La messe est désormais dite pour les détracteurs les plus zélés d’Emmanuel Macron, tombés à bras raccourcis contre la « startup nation » que celui-ci a promu lors du salon VivaTechnology, annonçant par là même 10 milliards d’euros d’investissements.

Derrière ce modèle porté en étendard par le Chef de l’État, rien ne serait ainsi à espérer, sinon la précarisation des personnes et l’« ubérisation » des organisations !

À en croire ces esprits chagrins, porte-parole d’une France qui croît ses heures glorieuses révolues, le triomphe de « l’esprit startup » symboliserait l’avènement d’une « dictature » de l’innovation, marquée par un goût démesuré pour la prise de risque de nature à menacer notre cohésion sociale.

À l’origine de cette notion controversée, se trouve, rappelons-le, un ouvrage de D. Senor et S. Singer, intitulé Startup Nation : The Story of Israel’s Economic Miracle (2009), qui décrit l’extraordinaire appétence de l’État hébreux et de ses citoyens pour la création d’entreprises et la « Tech ».

Qu’y aurait-il de mauvais pourtant à voir des actifs prendre en main leurs destins ou même à imaginer des politiques publiques en adéquation avec les bouleversements de l’économie mondiale, riches en opportunités pour toute nation ou individu capables de s’en saisir ?      

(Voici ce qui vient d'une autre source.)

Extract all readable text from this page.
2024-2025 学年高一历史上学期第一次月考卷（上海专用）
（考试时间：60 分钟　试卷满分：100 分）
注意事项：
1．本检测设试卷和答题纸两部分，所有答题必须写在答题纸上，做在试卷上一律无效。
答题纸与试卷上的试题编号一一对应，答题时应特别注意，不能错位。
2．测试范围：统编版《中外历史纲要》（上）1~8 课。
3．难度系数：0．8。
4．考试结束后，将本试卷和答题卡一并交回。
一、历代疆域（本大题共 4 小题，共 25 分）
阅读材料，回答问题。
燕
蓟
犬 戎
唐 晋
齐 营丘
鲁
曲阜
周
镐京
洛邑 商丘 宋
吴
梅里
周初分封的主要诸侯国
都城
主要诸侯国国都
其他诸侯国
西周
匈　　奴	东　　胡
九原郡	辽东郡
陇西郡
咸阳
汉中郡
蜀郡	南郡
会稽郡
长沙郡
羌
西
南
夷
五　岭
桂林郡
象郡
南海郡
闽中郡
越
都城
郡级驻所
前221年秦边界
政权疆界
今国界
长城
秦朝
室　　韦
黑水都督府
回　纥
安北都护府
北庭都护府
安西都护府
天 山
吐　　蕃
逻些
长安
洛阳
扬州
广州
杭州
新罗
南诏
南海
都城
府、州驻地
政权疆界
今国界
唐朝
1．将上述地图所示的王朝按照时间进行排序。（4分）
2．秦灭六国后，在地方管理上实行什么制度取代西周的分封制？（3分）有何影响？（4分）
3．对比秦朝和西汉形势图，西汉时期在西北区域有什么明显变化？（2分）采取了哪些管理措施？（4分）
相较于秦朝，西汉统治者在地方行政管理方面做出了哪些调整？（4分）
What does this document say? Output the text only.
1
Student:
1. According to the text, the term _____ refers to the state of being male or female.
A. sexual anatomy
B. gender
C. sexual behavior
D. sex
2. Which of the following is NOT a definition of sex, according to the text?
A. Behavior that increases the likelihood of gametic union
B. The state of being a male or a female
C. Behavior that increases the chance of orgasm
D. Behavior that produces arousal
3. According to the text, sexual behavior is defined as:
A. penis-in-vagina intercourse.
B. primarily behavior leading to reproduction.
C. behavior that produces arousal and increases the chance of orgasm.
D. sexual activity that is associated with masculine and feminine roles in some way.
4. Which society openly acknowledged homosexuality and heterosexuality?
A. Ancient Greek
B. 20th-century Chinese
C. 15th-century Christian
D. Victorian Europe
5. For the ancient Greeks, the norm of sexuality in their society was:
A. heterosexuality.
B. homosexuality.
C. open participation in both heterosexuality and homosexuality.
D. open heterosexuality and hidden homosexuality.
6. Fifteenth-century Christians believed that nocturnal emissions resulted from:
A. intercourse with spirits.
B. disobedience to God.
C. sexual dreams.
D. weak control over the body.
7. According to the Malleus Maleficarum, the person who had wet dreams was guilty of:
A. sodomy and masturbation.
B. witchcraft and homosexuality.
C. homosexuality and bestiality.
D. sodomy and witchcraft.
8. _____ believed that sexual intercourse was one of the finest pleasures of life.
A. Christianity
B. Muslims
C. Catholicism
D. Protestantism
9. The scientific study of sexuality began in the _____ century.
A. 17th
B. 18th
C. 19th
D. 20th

L’auteur de ses lignes ne milite nullement, pas plus que le président de la République lui-même sans doute, en faveur d’un abandon par la puissance publique de ses prérogatives régaliennes, avec comme seul et unique objectif que la nation « pense et bouge comme une startup ». 

Il n’y a pas lieu non plus de jeter l’opprobre sur les entreprises, ETI ou grands groupes, «établies » qui sont une fierté pour l’économie française, forte d’un nombre record de leaders mondiaux, d’Axa à Vinci, en comparaison d’autres pays de taille similaire.

À l’heure où 81% des jeunes souhaiteraient « plus de facilité pour devenir indépendant » (OpinionWay – 2017), voyons plutôt le discours sur la « startup nation » comme un vibrant plaidoyer en faveur de l’initiative individuelle et de l’entreprenariat, en phase avec les attentes d’une société déçue par le salariat obligatoire et séduite par les success stories des BlaBlaCar, Criteo, Venteprivee.com et OVH (classement CBinsight des licornes). 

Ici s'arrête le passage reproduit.